Cael took a rolled paper from his back pocket, tapped it out in front of them. “I signed the waiver, absolved the hospital, whatever they want. With any luck today I can convince them…”

He was failing in his effort to be brave, and Alice felt her own failure as well. She breathed in, released outward. She willed herself still. Did her best to stare at this man, to meet him.

Cael swallowed. No longer smiling, his pupils black, fathomless.

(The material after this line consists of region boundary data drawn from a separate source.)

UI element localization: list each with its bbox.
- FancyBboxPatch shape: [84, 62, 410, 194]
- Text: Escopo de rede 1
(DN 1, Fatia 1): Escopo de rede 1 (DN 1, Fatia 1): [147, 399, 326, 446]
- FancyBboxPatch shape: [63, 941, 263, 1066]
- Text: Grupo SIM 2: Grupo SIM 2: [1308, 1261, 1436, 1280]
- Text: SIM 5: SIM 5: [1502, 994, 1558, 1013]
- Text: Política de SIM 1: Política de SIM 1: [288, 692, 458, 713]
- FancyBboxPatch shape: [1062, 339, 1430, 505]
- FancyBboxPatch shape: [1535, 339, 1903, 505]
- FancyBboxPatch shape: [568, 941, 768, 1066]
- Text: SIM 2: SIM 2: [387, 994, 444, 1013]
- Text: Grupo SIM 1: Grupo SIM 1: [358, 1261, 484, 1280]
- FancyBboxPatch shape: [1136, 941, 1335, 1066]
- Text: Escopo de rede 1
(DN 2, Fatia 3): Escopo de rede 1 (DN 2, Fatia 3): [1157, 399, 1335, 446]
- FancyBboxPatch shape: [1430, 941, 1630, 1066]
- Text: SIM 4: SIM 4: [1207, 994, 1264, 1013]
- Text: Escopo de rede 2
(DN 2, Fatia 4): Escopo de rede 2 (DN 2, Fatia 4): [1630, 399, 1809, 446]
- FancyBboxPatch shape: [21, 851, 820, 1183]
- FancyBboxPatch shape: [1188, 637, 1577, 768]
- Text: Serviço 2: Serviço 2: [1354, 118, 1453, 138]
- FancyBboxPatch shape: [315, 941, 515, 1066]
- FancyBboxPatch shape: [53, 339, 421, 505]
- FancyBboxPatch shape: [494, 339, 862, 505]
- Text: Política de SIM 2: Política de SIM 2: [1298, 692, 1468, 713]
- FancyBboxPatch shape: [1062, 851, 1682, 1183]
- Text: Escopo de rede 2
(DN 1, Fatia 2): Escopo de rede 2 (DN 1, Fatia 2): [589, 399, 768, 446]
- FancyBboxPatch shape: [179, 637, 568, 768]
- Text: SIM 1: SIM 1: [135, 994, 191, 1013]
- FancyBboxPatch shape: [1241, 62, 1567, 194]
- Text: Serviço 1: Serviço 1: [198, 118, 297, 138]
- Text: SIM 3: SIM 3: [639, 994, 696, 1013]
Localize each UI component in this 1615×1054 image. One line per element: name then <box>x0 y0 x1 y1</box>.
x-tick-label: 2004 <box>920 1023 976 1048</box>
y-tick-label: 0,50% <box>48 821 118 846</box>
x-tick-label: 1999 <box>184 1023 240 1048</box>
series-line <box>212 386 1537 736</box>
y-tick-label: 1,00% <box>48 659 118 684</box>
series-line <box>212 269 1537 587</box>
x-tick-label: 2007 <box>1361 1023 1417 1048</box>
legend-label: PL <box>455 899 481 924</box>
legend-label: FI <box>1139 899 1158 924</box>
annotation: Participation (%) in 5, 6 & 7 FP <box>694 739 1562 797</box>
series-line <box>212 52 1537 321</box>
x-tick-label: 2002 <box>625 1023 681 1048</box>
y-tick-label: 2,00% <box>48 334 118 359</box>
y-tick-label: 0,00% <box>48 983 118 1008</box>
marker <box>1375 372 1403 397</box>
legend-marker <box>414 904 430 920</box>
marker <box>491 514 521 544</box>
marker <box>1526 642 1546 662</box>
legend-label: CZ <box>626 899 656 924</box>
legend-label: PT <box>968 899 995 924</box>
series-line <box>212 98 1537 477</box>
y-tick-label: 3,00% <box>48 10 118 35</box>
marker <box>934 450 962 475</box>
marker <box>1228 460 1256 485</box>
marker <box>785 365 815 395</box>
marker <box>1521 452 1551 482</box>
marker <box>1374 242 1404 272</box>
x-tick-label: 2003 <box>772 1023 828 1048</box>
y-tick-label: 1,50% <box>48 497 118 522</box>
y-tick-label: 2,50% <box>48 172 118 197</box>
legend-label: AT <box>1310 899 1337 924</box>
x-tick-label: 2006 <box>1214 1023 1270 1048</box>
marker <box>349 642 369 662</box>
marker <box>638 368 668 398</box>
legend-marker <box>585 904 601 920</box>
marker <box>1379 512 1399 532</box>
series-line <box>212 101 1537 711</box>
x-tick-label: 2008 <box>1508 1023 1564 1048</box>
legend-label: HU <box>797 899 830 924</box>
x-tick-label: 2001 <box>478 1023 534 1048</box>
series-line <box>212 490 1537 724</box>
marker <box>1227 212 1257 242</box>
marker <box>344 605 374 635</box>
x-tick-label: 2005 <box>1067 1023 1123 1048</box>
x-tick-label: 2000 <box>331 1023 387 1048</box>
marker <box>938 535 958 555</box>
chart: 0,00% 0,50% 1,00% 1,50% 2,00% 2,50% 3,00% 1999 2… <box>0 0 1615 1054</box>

This treatment we’re discussing

REQUISITE KNOCKS ACTED as both interrogative ( Is it okay? ) and warning ( Because I’m coming in ). The oncologist made sure the door was shut behind him, and joined the already crowded room. Where Alice’s New Hampshire physician had looked as if he’d been ordered from a doctor’s catalogue, this new one, the doctor now taking over her care and treatment, seemed to have been ordered from a more expensive catalogue, one with a glossy sheen and higher price points. A bit taller than six feet and robust, with a thick black field of hair slickly parted to one side, looking lightly wet or gelled, Howard Eisenstatt, MD, was neither as old nor as musty as his name suggested. His face oblong and pale, with a thin layer of baby fat; small brown eyes deeply set and hard with intelligence, his nose long and thin.